En fasent soun bas de coutoun.”
But presently the song died down in her throat, she threw herself down on her narrow, little bed, and burying her face in the pillow she burst into tears.
CHAPTER VI
ORANGE-BLOSSOM
And now it is spring once again: a glorious May-day with the sky of an intense blue, and every invisible atom in the translucent air quivering in the heat of the noon-day sun. All around the country-side the harvesting of orange-blossom has begun, and the whole atmosphere is filled with such fragrance that the workers who carry the great baskets filled to the brim with ambrosial petals feel the intoxicating perfume rising to their heads like wine.
At the mas they are harvesting the big grove to-day, the one that lies down in the valley, close to the road-side. There are over five hundred trees, so laden with flowers that, even after heavy thinning down, there will be a huge crop of fruit at Christmas-time. Through the fragrant air, the fresh young voices of the gatherers resound, echoing against the distant hills, chattering, shouting, laughing, oh! laughing all the time, for they are boys and girls together and all are betrothed to one another in accordance to old Provençal traditions which decrees that lads and maidens be tokened from the time when they emerge out of childhood and the life of labour on a farm begins: so that Meon is best known as the betrothed of Pétrone or Magdeleine as the fiancée of Gaucelme.
Large sheets are spread under the trees, and the boys, on ladders, pick the flowers and drop them lightly down. It requires a very gentle hand to be a good picker, because the delicate petals must on no account be bruised and all around the trees where the girls stand, holding up the sheet, the air is filled as with myriads of sweet-scented fluttering snowflakes.
Jaume Deydier, in addition to his special process for the manufacture of olive oil, has a secret one for the extraction of neroli, a sweet oil obtained from orange-blossom, and for distilling orange-flower water, a specific famed throughout the world for the cure of those attacks of nerves to which great ladies are subject. Therefore, at the mas, the fragrant harvest is of great importance.
And what a feast it is for the eye. Beneath the brilliant canopy above, a veritable riot of colour, an orgy of movement and of life!

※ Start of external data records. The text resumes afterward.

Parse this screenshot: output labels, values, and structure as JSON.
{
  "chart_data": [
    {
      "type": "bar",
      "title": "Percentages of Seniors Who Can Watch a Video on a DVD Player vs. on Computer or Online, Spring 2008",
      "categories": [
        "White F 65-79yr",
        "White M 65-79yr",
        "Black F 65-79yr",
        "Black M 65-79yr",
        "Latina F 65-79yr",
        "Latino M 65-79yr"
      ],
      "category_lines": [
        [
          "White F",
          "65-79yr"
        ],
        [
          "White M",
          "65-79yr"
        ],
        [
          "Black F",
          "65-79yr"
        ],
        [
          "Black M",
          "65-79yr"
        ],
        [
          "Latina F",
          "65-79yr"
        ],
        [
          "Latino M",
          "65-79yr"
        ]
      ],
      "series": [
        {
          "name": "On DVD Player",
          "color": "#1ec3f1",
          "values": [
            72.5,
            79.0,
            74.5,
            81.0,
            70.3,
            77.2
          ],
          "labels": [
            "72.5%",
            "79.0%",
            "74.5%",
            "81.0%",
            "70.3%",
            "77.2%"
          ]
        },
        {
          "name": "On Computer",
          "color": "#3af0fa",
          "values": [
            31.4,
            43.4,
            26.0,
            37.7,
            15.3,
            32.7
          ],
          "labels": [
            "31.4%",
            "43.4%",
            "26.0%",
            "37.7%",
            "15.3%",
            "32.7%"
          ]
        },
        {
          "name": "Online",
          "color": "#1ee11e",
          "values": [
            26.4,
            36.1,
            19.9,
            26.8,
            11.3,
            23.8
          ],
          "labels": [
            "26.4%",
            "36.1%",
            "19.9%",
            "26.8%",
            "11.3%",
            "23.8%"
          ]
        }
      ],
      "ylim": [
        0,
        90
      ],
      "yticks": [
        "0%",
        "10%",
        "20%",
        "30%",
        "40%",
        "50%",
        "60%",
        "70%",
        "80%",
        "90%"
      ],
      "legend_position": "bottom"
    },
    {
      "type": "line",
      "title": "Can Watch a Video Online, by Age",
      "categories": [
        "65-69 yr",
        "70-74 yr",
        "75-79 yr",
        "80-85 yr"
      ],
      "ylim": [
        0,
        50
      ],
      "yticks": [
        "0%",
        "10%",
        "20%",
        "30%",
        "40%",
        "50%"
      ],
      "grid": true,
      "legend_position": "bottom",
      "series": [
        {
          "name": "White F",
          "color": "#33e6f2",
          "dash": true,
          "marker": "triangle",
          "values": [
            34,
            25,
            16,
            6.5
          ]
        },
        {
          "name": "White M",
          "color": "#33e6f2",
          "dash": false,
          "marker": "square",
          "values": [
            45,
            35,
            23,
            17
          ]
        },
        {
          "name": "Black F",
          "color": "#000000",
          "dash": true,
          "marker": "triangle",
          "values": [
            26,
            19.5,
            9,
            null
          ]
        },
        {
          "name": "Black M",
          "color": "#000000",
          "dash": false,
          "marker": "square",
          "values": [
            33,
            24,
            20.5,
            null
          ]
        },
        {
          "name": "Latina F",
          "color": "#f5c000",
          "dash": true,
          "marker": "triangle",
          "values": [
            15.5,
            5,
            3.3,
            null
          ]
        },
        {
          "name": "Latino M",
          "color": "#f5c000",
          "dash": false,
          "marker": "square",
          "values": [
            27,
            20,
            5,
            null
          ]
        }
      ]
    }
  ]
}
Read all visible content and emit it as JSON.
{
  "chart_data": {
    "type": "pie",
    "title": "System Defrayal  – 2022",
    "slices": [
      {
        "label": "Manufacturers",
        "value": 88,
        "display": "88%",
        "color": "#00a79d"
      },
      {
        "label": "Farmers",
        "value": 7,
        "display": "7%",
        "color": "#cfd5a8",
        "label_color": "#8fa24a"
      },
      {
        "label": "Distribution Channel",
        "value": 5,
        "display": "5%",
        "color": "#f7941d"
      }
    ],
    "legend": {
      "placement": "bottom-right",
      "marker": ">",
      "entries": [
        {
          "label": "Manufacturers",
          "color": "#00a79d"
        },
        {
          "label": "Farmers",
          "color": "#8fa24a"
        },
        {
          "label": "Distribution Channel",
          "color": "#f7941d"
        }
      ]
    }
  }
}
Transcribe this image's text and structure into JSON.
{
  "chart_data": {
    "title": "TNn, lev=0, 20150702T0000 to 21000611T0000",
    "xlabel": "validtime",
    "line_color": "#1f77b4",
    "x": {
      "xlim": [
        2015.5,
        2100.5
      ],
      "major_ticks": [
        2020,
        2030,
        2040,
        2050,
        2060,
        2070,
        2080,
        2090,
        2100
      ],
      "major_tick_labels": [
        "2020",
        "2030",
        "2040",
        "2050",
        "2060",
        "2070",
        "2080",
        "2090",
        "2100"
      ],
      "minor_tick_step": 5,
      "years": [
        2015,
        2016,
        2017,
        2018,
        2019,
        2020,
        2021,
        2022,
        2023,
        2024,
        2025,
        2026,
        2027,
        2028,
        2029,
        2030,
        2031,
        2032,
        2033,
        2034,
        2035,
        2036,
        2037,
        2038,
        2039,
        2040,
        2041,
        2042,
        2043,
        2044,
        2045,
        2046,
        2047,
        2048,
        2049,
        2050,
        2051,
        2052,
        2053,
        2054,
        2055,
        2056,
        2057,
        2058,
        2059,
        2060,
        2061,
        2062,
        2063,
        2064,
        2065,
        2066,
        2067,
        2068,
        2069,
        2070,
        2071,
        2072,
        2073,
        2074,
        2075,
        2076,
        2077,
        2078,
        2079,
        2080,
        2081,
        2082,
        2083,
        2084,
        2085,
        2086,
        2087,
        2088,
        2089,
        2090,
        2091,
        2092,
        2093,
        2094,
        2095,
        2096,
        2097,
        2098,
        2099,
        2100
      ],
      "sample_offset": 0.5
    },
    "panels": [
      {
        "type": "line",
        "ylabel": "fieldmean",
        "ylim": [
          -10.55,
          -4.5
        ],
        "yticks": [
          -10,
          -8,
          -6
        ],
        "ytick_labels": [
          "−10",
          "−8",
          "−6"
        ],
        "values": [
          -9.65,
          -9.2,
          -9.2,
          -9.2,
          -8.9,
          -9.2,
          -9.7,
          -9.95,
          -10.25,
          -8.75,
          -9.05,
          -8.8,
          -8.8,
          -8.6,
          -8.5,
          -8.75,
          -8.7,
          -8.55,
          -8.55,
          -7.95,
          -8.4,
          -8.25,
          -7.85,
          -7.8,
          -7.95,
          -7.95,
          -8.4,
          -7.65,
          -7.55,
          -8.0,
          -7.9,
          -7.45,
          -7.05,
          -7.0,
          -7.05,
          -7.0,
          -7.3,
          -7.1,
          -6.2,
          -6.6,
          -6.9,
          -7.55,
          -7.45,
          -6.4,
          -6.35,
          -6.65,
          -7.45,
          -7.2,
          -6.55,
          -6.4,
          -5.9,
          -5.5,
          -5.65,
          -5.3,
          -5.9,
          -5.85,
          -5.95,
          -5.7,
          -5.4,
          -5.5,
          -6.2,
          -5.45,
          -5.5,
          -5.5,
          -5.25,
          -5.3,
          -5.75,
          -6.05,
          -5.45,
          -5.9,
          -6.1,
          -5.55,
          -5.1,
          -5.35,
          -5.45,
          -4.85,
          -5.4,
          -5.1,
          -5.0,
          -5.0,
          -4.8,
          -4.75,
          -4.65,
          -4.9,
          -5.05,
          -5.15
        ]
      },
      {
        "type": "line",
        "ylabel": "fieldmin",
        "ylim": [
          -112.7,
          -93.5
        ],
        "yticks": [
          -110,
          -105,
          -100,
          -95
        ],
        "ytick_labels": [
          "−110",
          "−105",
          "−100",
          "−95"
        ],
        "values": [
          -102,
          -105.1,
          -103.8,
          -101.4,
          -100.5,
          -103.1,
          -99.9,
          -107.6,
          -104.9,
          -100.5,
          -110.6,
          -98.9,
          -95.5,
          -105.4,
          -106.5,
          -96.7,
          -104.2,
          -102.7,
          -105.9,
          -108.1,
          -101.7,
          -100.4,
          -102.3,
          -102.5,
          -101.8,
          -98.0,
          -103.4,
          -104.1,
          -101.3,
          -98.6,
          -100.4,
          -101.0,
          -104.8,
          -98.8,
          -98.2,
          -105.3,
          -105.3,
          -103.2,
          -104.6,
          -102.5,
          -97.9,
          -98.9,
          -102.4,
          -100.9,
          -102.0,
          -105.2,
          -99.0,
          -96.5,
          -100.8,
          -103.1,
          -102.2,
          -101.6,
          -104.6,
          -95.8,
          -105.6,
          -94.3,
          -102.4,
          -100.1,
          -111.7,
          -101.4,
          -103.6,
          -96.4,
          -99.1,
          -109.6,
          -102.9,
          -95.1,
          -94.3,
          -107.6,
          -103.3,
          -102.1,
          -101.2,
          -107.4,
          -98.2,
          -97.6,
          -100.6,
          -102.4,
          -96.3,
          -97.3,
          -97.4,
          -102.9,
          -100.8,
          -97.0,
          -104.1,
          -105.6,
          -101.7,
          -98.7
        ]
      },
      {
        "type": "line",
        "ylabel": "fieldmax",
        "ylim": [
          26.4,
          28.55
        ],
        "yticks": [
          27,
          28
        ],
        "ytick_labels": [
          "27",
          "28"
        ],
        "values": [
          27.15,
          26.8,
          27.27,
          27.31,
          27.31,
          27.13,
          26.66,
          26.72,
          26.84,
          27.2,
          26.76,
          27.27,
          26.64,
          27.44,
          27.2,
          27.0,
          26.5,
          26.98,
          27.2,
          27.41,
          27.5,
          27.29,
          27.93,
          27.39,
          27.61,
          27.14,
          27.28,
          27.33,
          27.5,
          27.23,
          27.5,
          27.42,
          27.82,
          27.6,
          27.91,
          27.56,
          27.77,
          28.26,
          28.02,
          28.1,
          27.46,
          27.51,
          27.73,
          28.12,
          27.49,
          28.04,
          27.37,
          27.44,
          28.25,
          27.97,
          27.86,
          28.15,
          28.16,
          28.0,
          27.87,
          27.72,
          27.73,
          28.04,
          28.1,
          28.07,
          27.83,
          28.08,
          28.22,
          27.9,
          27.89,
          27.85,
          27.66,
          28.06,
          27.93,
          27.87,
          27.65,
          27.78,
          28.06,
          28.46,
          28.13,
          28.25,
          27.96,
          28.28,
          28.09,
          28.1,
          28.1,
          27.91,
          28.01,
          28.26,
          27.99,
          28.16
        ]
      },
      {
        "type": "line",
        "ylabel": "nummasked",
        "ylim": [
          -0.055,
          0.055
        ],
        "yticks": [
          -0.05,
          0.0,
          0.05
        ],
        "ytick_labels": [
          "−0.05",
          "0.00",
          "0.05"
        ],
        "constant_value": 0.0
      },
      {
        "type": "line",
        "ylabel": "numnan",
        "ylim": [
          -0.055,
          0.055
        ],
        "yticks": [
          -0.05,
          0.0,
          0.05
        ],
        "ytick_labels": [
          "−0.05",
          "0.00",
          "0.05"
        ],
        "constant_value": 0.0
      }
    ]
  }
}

There stands Jaume Deydier himself in blouse and linen trousers, out from earliest dawn, tablets and pencil in hand, counting and checking the bags as they are carried from the grove to the road, where a row of carts is waiting to convey them to the distillery at Pertuis: the horses are gorgeously decked out with scarlet and blue ribbons plaited into their manes and tails, the bosses on their harness scintillating like gold in the sunshine: their drivers with bunches of lilac or lily-of-the-valley tied to their whips. Then the girls in red or pink or green kirtles, the tiny muslin caps on their heads embellished with a sprig of blue gentian or wild geranium that nestles against their curls or above the heavy plaits that hang like streamers down their backs; and the lads in grey or blue blouses, with gay kerchiefs tied loosely round their necks, and through it all from time to time a trenchant note of deep maroon or purple, a shawl, a kerchief, a piece of embroidery; or again ’tis M. le Curé’s soutane, a note of sober black, as he moves from group to group, admonishing, chaffing, bestowing blessings as he goes by, his well-worn soutane held high above his buckled shoes, his three-cornered hat pushed back above his streaming forehead.
“Eh! Mossou le Curé!” comes in a ringing shout from a chorus of young voices, “this way, Mossou le Curé, this way! bless this tree for us that it may yield the heaviest crop of the year.”
For there is a dole on every tree, according to the crop it yields to deft fingers, and M. le Curé hurries along, raises his wrinkled hand and murmurs a quick blessing, whilst for a minute or two dark heads and fair are bent in silent reverence and lips murmur a short prayer, only to break the next moment into irresponsible laughter again.